The remaining attacker, the one whom Nemo had kicked first, had seen all of this, and now he leaped to his feet and began to run. He had barely taken two strides, however, when he found his way blocked by another horseman, and before he could even think to dodge, the rider's armoured boot, lodged in its heavy, wooden stirrup, rose up and smashed down again, hitting him full in the face and sending him reeling and falling backwards to where young Uther Pendragon was already lurching forward, bloodied dirk raised high.
"Uther, no!"
The call from the armoured rider came too late. Uther's arm was already encircling the other man's neck, and the long-bladed dirk was digging deep, probing upwards between the ribs for his heart.

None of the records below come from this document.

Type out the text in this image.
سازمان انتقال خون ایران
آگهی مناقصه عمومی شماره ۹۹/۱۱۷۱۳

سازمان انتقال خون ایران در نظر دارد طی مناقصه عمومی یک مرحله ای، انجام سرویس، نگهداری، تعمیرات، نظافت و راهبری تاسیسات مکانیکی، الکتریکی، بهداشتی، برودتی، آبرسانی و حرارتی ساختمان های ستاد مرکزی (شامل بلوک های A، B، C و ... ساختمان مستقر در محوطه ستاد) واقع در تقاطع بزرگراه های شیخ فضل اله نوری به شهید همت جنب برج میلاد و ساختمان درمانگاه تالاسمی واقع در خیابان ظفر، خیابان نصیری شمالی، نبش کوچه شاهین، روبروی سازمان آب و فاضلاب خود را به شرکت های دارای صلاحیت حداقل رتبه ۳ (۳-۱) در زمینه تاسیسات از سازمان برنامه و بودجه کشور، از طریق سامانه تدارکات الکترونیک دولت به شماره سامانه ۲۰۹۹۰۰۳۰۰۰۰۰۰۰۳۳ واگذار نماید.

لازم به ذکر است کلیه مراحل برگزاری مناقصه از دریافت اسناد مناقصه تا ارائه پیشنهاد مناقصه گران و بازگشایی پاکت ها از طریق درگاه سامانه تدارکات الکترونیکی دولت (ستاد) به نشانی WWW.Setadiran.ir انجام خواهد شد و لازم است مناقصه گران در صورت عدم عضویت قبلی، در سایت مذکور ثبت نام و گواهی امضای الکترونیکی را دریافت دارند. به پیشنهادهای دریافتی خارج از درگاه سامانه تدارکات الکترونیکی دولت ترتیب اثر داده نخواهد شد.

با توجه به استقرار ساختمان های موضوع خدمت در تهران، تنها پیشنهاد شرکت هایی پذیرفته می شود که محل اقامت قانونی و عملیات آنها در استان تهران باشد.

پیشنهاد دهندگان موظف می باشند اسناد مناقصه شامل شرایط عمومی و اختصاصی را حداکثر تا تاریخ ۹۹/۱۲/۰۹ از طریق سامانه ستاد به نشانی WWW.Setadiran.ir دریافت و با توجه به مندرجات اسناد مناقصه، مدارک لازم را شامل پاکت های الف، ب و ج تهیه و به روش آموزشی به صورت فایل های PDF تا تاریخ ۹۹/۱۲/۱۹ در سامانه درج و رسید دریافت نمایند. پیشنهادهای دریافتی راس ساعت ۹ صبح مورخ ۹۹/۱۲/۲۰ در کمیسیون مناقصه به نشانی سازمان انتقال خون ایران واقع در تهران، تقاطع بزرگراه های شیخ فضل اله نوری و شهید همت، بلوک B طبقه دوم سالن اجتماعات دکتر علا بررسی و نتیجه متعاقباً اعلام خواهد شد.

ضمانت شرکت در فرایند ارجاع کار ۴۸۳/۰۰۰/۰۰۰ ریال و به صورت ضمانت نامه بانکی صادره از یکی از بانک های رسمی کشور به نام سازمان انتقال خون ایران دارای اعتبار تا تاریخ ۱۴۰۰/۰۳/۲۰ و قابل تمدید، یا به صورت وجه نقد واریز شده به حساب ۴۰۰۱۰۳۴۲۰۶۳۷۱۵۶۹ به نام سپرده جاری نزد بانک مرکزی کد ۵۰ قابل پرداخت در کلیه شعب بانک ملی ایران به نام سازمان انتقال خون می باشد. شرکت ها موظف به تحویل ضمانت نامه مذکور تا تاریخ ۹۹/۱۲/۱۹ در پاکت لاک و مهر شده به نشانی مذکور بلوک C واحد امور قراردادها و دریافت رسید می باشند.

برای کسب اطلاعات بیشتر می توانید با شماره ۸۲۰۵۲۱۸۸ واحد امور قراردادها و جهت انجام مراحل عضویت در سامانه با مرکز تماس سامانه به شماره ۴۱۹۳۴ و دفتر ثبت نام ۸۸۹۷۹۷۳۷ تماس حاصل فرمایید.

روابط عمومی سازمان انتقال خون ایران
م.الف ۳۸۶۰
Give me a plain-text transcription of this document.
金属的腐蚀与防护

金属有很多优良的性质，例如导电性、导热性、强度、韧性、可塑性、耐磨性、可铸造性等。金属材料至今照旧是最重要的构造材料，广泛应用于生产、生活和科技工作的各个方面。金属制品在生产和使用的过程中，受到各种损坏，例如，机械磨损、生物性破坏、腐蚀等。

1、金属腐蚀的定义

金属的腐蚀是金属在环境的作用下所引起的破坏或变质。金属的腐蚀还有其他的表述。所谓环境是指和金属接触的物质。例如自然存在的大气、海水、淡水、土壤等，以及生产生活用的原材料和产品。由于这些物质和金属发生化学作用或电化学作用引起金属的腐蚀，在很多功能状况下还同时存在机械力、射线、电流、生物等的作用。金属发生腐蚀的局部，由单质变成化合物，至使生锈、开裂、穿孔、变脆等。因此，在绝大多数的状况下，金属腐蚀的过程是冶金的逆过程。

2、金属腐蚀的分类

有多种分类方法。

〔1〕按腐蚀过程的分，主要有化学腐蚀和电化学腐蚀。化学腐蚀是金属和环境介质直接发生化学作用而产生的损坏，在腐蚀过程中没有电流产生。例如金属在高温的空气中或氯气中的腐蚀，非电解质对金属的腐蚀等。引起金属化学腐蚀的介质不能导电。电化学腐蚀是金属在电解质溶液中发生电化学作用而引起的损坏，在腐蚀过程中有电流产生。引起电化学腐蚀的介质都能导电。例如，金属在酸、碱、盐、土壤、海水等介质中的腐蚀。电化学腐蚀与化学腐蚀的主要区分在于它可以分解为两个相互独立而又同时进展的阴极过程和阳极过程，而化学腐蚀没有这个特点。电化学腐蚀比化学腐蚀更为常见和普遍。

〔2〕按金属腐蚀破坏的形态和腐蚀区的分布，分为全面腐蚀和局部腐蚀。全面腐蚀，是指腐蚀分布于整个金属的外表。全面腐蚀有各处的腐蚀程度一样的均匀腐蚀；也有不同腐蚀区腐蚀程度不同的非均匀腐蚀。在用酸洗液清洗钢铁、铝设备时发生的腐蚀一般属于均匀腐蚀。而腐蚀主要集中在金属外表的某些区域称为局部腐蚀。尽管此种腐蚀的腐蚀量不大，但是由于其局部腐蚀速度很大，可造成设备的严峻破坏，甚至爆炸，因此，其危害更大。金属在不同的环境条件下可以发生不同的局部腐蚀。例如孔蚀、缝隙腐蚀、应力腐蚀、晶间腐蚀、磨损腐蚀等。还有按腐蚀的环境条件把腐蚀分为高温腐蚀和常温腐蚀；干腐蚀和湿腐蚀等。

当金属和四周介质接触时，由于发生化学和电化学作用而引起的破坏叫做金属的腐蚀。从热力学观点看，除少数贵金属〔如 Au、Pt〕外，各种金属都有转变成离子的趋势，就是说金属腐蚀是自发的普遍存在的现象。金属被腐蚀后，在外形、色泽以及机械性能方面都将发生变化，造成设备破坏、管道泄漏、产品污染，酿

Uther Pendragon, grim-faced, held the dying man close against his chest, straining against the convulsions of the body until they ceased, and then he released his grip and allowed the man to fall, retaining his tight grasp on the dagger's hilt so that the dead weight of the corpse pulled it free of the blade. When the body lay at his feet, he stood gazing down at it for long moments. Then he bent slowly and pulled the head covering, a length of plain brown cloth, from the corpse.